"Anyone who has never made a mistake has never tried anything new." ~ Albert Einstein
I guest blogged for Flo Gascon, today, and it was a tough post to write. It is about one of my worst parenting difficulties (and one that I was concerned about avoiding almost all my life). To think of it (even though it is in the past) makes me regretful, ashamed and horrified, as I told Flo, "...that I saw that train wreck coming and did not - could not - pull my children out of the way of it"; they were not kept from harm, though I hope that they did not suffer permanent damage.
It was both hard to write, because of the shame and horror (of it happening despite my fears and attempt to avoid), and yet it came out easily, because it was something I'd been keeping inside for a long time and I needed to let it go. Funny thing, writing... At least for me. It can be nearly as vivid in the retelling/reliving as the actual events/experience, bringing me emotionally to exactly the same place again. And yet, writing has always been therapeutic for me. There is something so natural about the flow of thoughts, emotions, images, sights, scents, sounds & sensations from my brain through my arm into my fingers and then onto paper or into keys and onto the screen. It is one of the few things I can't seem to describe fully - at least to my satisfaction - or convey to someone else. I don't know if it is a "writer" thing (you'd think I'd discuss that kind of thing with other writers! :~) ) or if my skills are just inadequate. But I digress...
As I also told Flo, I feel that the process, the mistakes, the flaws should be shared more with other parents. As hard as it was to write, and as hard as it is knowing that other people are learning of my worst parenting difficulty, I feel it is important to say, for the sake of others. When I first started looking into radical unschooling, I continually felt lacking and "not good enough", because all I read on the groups was perfect success stories of perfect mamas with unending patience, continual energy to fulfill all their children's needs & no lack of ideas for solutions and exciting plans and amazing games and the ability to boost their children's interests with innumerable "connections" (as in, this things leads to that thing, which leads to the next thing). Of course, I know better, now, but there was a time where I nearly gave up on radical unschooling/respectful, gentle parenting because I didn't feel like I was the right personality type, like I wasn't perfect enough to succeed. I believe that more experienced unschoolers and gentle parents need to step up and share their non-stellar moments & experiences and tell those who are just starting out, "You're going to screw up. I screwed up. You may screw up horribly, but if you keep at it and get back on track when you slip up, and keep doing better, you'll get there; and your kids will be better knowing that you're not perfect, either, that you make mistakes, too, and they'll love you more for trying to be a better parent.
That's not to say that "anything goes" and that I'm patting anyone on the back and saying, "Good job.", "You're doing the best you can.", or "Well, you tried." I am saying to keep in mind when you stumble that nobody's perfect, no matter what it seems like when you're reading about better parenting. Everyone has made mistakes, but the reason that there are folks with experience to give good advice and help others be better parents is because they didn't wallow when they slipped. They got up, dusted themselves off, and tried again - most likely, they tried harder. They looked up from the mistake to focus on the goal they were aiming for and went forward. :~)

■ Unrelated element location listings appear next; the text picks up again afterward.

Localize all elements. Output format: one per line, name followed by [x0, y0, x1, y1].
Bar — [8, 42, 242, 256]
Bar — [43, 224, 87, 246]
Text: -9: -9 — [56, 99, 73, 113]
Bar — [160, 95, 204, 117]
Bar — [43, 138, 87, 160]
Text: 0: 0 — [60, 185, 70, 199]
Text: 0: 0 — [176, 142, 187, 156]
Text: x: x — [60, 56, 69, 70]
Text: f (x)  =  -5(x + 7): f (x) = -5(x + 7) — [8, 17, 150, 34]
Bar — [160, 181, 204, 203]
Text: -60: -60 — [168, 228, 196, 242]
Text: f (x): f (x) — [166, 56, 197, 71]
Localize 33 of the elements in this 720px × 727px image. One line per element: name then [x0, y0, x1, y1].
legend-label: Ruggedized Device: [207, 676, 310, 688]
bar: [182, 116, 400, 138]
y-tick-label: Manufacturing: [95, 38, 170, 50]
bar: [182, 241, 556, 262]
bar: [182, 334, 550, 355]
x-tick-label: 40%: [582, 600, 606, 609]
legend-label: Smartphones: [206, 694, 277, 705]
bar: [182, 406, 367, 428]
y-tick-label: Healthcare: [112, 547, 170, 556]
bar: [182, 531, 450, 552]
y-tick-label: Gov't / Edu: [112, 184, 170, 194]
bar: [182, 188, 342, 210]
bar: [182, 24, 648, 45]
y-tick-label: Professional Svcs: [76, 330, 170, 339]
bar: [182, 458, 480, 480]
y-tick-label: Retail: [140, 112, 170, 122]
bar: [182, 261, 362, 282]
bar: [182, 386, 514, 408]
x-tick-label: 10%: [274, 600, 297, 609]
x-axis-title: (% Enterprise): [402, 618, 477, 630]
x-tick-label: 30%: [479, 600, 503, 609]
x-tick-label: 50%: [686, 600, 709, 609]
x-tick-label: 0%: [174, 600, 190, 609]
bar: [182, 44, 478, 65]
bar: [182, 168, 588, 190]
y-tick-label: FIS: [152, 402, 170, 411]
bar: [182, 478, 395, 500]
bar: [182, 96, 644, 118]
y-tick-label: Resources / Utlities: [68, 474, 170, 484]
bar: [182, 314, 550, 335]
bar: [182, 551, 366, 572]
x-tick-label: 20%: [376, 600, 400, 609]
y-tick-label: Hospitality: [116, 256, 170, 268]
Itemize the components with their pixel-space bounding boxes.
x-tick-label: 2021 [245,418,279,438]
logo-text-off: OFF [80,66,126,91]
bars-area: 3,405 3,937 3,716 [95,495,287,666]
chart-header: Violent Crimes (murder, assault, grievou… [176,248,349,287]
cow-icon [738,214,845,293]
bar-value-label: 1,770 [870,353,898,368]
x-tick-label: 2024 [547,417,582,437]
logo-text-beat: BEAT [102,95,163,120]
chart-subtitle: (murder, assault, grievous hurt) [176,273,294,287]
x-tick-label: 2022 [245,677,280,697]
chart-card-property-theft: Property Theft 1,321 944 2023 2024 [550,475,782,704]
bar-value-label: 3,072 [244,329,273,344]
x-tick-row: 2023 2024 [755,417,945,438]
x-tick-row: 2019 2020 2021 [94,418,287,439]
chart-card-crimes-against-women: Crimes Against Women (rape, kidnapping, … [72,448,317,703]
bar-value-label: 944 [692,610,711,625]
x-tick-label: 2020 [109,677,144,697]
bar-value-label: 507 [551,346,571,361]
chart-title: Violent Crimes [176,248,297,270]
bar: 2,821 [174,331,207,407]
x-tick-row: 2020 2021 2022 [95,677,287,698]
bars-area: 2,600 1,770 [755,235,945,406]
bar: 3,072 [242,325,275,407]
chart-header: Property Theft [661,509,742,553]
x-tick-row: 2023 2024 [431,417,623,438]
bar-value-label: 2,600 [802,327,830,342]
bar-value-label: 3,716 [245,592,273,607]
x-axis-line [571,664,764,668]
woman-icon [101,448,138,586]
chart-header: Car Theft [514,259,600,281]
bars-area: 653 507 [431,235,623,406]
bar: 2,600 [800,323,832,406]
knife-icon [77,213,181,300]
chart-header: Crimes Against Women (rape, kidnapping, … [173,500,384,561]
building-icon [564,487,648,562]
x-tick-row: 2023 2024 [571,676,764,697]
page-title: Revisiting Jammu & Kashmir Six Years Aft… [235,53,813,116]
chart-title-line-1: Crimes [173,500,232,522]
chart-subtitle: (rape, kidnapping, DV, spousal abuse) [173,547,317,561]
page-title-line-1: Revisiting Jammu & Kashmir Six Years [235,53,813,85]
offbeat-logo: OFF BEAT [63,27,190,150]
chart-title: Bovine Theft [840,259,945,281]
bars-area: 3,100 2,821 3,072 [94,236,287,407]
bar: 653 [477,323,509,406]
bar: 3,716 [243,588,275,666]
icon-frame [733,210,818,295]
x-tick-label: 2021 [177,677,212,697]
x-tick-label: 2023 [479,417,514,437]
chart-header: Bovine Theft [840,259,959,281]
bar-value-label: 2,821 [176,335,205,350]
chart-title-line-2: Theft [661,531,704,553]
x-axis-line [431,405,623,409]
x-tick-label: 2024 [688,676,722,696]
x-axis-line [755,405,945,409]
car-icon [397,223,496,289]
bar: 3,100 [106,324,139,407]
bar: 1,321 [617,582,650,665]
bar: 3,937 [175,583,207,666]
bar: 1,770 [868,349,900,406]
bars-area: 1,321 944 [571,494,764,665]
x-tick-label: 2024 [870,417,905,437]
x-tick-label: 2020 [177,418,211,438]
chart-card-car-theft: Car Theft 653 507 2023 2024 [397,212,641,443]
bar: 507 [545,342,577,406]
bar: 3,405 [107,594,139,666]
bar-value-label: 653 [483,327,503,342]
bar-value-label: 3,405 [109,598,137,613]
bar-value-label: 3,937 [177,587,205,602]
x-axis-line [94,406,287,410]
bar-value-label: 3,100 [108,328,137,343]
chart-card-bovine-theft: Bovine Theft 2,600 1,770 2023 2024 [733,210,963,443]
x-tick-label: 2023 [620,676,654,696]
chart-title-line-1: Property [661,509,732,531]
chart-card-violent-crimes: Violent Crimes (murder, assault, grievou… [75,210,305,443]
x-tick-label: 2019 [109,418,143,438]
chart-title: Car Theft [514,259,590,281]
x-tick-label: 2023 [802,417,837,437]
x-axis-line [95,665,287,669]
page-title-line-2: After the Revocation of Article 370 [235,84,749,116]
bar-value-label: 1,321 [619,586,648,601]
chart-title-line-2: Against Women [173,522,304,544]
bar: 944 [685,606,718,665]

That is one of the reasons I started this blog in the first place: because I didn't see enough of the mistakes (learning-takes) and errors and "failures" - in fact, I don't remember seeing any. Mistakes aren't optimal and they're not the focus, but knowing that those who have gone before you have fallen repeatedly and struggled to continue along the path of their journey to find success along the way makes it so much easier to pick ourselves up and find the determination to continue on when we stumble.